Arya dan Anjani (3)
http://feministing.com/tag/books/ |
Sudah 365 hari lamanya sejak mereka saling berkenalan. Kata orang, tiga ratus enam puluh lima hari itu adalah definisi yang tepat untuk memaknai satu tahun. Kata orang, dalam waktu tiga ratus enam puluh lima hari, bumi akan berada di titik yang sama. Kata Jani, tiga ratus enam puluh lima hari itu waktu yang jauh dari cukup untuk mengenal Arya. Itulah alasan mengapa Jani memilih berlibur di kota tempat Arya dibesarkan. Tidak. Jangan berpikir Jani bermaksud mengambil alih. Jani hanya ingin dia semakin bisa terlibat dalam hidup Arya. Itu saja.

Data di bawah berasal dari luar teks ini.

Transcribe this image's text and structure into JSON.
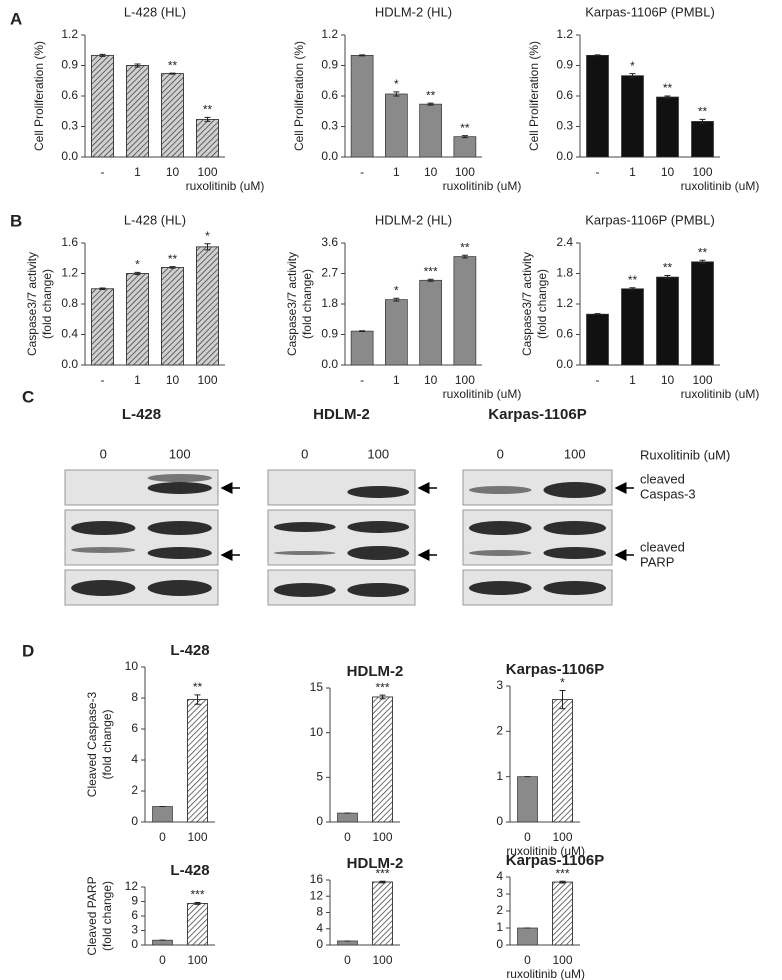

Terik matahari siang itu tidak menghentikan langkah Jani. Sudah dirasakan bajunya mulai lembab, berkali ia mengelap keringat di dahinya. Jani tidak peduli, ia terlalu asik tenggelam dalam buku. Tempat ini memang menjadi tujuan nomor satu nya di kota ini. Berderet toko yang menjual buku murah. Buku murah itu ada dua macam. Macam pertama adalah buku bajakan, yang cetakannya tidak karuan, hanya membuat kamu sakit mata setiap kali berusaha membaca. Macam kedua adalah buku bekas. Buku bekas ada macamnya lagi, ada yang dijual karena pemiliknya sudah jenuh, atau memang dari awal tidak suka (jenis ini biasanya buku yang didapat si pemilik dari orang lain atau memenangkan kuis tertentu), atau bisa juga karena pemiliknya membutuhkan uang.
Aroma buku tua yang selalu menggeletik perut. Tinta yang sudah mulai menguning. Kertas yang sudah banyak ditumbuhi kapang. Sastra yang selalu hidup meski ditulis setengah abad lalu. Semuanya adalah kesatuan yang membuat mata Jani berbinar. Bagi Jani, sastra itu menggairahkan. Bagi Arya, sastra itu lembek-lembek tahi kucing.
"Masih mau di sini?" Jani dan Arya berpapasan di salah satu toko loak. Teriknya matahari memang membuat siapa pun tidak betah di luar ruangan. Entah kota ini memiliki berapa matahari.
"Saya masih belum nemu buku yang saya mau." Mata Jani menyipit memperhatikan deretan toko yang belum ia masuki.
"Coba aja cari di sana." Mata Arya mengikuti arah pandang Jani. Mereka pun bertukar arah. Anjani berjalan ke arah timur, Arya berjalan ke arah barat. Keduanya kembali asik sendiri.
Pola pikir manusia yang tidak pernah sama. Pola kerakusan manusia yang tidak pernah statis. Taktik yang kadang menghunus balik, mematikan diri sendiri. Adu kelicikan yang sarat akan kata hati. Semuanya adalah kesatuan yang membuat mata Arya berbinar. Bagi Arya, politik itu menantang. Bagi Jani, politik itu persis seperti tahi kucing : najis.
"Kamu gak beli apa-apa?" tanya Jani yang sudah mengantungi empat buah buku.
"Enggak. Ayo kita cari makan siang." Arya mengambil buku-buku dari tangan Jani lalu jalan duluan ke arah parkiran.
Satu pengetahuan baru yang Jani dapat di kota ini : Arya galak kalau sedang lapar. Jani tahu semua orang galak kalau sedang lapar, itu sebabnya tiga ratus enam puluh lima hari masih jauh dari kata cukup.